Reputation: 433
I have multiple columns in a table in hive having around 80 columns. I need to apply the distinct clause on some of the columns and get the first values from the other columns also. Below is the representation of what I am trying to achieve.
select distinct(col1,col2,col3),col5,col6,col7
from abc where col1 = 'something';
All the columns mentioned above are text columns. So I cannot apply group by and aggregate functions.
Upvotes: 4
Views: 4325
Reputation: 3428
You can use row_number
function to solve the problem.
create table temp as
select *, row_number() over (partition by col1,col2,col3) as rn
from abc
where col1 = 'something';
select *
from temp
where rn=1
You can also sort the table while partitioning.
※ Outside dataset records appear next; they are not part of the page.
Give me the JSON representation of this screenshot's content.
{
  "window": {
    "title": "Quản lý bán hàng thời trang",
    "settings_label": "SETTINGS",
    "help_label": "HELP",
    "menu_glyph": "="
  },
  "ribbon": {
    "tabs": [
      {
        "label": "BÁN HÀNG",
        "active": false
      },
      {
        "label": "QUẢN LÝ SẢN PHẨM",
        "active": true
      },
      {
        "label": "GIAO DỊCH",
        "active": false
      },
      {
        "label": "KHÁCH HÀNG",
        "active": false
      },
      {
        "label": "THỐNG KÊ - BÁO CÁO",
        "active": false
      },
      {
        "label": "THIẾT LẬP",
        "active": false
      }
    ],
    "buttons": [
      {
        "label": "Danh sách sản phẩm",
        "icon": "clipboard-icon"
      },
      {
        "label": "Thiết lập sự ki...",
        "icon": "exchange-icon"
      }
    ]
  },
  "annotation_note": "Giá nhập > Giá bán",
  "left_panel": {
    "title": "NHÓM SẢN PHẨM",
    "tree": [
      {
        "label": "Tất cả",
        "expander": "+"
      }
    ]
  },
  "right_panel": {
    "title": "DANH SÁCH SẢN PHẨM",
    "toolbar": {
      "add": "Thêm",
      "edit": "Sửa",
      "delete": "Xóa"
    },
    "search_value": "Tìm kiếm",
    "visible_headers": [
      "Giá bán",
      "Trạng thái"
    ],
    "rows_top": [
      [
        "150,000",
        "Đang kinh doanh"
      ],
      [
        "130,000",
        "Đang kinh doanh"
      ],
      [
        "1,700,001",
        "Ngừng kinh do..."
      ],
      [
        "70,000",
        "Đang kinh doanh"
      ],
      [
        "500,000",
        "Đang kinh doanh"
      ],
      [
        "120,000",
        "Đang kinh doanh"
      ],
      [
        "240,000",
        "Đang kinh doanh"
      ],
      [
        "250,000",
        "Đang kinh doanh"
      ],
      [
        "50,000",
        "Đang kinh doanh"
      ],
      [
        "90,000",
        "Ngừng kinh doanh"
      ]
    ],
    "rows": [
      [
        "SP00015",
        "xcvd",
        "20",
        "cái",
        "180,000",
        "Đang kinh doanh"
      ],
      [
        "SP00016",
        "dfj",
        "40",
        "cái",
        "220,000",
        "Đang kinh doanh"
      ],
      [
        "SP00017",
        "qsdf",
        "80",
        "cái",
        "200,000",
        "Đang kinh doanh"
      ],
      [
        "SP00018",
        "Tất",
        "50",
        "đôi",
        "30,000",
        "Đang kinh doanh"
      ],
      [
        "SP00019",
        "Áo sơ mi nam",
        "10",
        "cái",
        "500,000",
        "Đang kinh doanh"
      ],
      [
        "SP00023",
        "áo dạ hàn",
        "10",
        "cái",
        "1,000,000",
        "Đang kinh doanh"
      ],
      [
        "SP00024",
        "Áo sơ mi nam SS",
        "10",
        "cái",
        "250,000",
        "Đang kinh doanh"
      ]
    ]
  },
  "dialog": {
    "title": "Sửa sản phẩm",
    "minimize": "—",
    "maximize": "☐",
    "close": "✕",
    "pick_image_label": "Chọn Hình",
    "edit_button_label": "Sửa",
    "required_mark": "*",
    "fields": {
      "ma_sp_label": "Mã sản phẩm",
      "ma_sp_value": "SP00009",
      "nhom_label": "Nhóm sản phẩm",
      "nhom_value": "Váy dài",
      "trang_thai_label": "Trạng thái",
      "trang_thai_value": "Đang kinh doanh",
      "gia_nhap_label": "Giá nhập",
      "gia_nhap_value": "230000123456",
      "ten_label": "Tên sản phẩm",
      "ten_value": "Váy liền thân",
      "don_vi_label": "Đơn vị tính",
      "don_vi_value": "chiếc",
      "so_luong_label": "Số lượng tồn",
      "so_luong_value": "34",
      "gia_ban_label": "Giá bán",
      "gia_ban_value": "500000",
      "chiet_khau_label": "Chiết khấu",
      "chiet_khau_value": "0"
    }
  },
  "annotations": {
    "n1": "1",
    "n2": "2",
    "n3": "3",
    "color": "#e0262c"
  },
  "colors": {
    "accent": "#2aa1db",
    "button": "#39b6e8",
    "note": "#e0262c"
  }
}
row_number() over (partition by col1,col2,col3 order by col4 asc) as rn
Upvotes: 2
Reputation: 368
DISTINCT is the most overused and least understood function in SQL. It's the last thing that is executed over your entire result set and removes duplicates using ALL columns in your select. You can do a GROUP BY with a string, in fact that is the answer here:
SELECT col1,col2,col3,COLLECT_SET(col4),COLLECT_SET(col5),COLLECT_SET(col6)
FROM abc WHERE col1 = 'something'
GROUP BY col1,col2,col3;
Now that I re-read your question though, I'm not really sure what you are after. You might have to join the table to an aggregate of itself.
Upvotes: 0